CLIMAT DES AFFAIRES – L’insécurité juridique demeure une réalité pour les entreprises selon le Syndicat des industries de Madagascar

Antananarivo, 15h15 – Un point à améliorer. L’environnement juridique dans lequel elles évoluent ne permet pas aux entreprises de se fier pleinement à la stabilité des lois et des réglementations qui régissent leurs activités. “L’insécurité juridique demeure une réalité”, et ce, “malgré les efforts du gouvernement”, expose le Syndicat des industries de Madagascar (SIM).
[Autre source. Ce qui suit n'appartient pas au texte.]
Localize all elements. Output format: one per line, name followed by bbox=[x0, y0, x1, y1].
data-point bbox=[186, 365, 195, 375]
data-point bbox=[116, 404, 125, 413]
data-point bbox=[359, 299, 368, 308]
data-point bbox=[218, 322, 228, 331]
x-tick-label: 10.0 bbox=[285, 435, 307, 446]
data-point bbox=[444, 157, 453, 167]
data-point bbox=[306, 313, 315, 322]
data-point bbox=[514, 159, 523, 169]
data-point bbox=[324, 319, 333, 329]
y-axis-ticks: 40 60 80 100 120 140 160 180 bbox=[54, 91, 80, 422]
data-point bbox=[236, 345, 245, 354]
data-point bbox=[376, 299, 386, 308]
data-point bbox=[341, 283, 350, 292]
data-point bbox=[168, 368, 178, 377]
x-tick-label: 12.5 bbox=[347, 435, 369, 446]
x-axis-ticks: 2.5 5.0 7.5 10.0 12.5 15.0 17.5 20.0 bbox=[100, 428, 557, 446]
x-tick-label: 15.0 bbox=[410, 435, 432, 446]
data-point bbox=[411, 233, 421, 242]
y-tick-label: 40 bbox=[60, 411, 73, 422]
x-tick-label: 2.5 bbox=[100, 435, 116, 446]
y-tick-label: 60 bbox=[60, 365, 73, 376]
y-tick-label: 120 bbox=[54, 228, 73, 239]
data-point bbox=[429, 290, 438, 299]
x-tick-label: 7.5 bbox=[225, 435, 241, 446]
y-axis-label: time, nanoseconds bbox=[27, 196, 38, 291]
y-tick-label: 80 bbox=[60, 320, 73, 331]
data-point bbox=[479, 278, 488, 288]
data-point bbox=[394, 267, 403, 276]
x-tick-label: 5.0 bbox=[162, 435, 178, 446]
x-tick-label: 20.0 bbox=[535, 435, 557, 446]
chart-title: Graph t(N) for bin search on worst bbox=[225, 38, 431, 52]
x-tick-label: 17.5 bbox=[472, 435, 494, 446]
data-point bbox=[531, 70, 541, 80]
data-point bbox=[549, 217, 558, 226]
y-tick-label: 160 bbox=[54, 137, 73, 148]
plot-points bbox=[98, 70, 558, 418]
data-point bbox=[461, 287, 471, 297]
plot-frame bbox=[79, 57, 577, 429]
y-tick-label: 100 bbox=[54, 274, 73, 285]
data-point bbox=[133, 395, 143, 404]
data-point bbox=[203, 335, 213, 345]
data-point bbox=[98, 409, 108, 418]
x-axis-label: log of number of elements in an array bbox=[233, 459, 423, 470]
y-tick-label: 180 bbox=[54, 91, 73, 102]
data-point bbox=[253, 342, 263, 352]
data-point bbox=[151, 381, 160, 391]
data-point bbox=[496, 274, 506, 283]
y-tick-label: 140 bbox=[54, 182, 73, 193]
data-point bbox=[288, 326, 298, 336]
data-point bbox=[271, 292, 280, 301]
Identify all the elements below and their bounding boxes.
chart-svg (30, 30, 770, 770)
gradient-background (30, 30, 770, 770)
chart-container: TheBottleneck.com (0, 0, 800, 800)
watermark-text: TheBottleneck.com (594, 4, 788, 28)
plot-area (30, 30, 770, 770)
C’était en marge du lancement de la collection Madagascar-Ohada du Centre de recherche juridique de Madagascar (CRJ) ce vendredi.

 

La loi sur la signature électronique qui reste difficilement applicable au pays, avait été prise comme exemple par le SIM. De même que la lenteur de publication des décrets qui continue de freiner l’activité économique, selon cette association professionnelle.

 

Des pistes avaient alors été avancées par le SIM pour pallier ces lacunes. Et elle qualifie l’adhésion de Madagascar à l’Organisation pour l’harmonisation en Afrique du droit des affaires (Ohada) de “solution prioritaire”. Intégrer l’Ohada offrirait, selon le SIM, un cadre juridique clair et harmonisé pour garantir une justice plus prévisible et équitable, tout en renforçant la confiance des investisseurs et en favorisant la création d’entreprises et de partenariats. Cette disposition permettrait également à la Grande île de consolider sa place dans l’espace africain des affaires, a exposé cette association.

 

“L’adhésion à l’Ohada permettrait d’offrir aux entreprises malgaches un environnement plus sûr et plus fluide, ouvrant ainsi la voie à une meilleure compétitivité et à une intégration régionale renforcée”, lance le président du SIM, Tiana Rasamimanana. Il estime d’ailleurs que “l’harmonisation du droit des affaires constitue une condition essentielle afin de soutenir l’activité industrielle, sécuriser les transactions et faciliter les échanges commerciaux”.